- Native name: Rivière Couture (French)

Location
- Country: Canada
- Province: Quebec
- Region: Chaudière-Appalaches
- Lévis: City

Physical characteristics
- Source: La Grande Plée Bleue
- • location: Lévis
- • coordinates: 46°47′04″N 71°02′59″W﻿ / ﻿46.78444°N 71.04972°W
- • elevation: 89 metres (292 ft)
- Mouth: rivière à la Scie
- • location: Lévis
- • coordinates: 46°46′03″N 71°11′33″W﻿ / ﻿46.7675°N 71.1925°W
- • elevation: 49 metres (161 ft)
- Length: 7.0 km (4.3 mi)

Basin features
- Progression: St. Lawrence River

= Couture River =

River in Chaudière-Appalaches, Quebec (Canada)

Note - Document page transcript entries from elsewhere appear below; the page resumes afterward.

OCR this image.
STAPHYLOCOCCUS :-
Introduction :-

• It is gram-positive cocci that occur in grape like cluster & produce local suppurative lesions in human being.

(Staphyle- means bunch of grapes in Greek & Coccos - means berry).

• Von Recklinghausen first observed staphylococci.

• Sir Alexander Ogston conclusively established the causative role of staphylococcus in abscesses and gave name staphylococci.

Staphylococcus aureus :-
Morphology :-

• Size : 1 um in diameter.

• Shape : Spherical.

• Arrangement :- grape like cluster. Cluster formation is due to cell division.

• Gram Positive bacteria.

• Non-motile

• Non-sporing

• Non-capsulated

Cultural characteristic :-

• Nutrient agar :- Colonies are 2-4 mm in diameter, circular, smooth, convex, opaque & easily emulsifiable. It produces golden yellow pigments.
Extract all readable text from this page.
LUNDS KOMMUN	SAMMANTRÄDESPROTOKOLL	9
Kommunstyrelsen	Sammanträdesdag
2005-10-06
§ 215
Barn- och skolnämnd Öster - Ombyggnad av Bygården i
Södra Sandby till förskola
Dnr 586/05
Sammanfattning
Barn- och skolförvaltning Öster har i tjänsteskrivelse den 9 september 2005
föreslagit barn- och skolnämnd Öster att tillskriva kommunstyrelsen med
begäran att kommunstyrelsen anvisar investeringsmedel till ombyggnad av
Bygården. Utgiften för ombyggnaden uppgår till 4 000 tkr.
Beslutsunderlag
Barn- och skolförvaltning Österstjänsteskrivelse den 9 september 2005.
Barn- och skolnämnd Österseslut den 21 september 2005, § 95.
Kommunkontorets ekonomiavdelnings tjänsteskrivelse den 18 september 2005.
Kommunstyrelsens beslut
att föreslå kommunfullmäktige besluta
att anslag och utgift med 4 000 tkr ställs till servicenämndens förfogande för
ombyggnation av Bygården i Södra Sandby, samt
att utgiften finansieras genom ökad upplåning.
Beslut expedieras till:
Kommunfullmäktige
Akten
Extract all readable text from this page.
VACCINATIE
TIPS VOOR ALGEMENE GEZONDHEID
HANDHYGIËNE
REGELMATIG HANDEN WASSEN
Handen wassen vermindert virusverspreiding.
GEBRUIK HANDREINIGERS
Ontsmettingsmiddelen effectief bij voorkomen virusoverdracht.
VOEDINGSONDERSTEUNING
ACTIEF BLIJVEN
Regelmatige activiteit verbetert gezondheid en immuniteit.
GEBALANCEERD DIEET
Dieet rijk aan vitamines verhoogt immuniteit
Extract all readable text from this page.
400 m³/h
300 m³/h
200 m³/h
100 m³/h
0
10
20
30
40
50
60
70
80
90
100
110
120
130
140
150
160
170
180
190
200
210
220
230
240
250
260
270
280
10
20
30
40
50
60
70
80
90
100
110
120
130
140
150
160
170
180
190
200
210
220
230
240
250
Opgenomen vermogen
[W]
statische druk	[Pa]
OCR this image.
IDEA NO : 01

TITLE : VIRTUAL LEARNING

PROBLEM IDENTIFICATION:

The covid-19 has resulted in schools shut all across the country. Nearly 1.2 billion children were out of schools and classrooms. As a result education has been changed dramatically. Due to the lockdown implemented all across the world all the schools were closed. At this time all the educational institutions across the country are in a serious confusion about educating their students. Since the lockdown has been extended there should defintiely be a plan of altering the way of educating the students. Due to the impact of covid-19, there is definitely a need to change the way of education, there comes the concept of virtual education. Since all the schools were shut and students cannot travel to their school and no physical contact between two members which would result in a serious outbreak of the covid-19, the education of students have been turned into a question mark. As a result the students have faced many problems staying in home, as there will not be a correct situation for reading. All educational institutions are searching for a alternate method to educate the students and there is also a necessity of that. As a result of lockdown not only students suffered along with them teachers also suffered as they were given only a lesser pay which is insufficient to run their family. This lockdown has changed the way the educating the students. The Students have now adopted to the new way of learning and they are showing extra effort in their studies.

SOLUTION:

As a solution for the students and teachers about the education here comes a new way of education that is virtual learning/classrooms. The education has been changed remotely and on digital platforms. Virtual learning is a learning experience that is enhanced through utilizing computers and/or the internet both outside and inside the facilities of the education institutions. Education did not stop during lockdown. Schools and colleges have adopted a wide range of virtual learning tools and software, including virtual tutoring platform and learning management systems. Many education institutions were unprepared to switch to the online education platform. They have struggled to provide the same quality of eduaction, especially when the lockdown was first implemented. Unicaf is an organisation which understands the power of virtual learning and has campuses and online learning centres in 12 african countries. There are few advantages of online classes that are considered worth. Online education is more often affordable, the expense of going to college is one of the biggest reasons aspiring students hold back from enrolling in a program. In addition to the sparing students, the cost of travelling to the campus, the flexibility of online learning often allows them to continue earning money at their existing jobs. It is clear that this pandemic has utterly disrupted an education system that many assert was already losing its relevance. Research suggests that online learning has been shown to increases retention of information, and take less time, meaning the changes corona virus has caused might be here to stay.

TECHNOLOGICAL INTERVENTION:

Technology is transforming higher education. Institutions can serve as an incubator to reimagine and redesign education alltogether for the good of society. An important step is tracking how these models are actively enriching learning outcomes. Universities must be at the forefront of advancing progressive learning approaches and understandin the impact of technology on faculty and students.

The rivière des Couture (in English: Couture River) is a tributary of the east bank of the rivière à la Scie which flows west to the south bank of the St. Lawrence River. This watercourse flows entirely within the territory of the city of Lévis, in the administrative region of Chaudière-Appalaches, in Québec, in Canada.

== Toponymy ==
The toponym “Rivière des Couture” was made official on March 28, 1974, at the Commission de toponymie du Québec.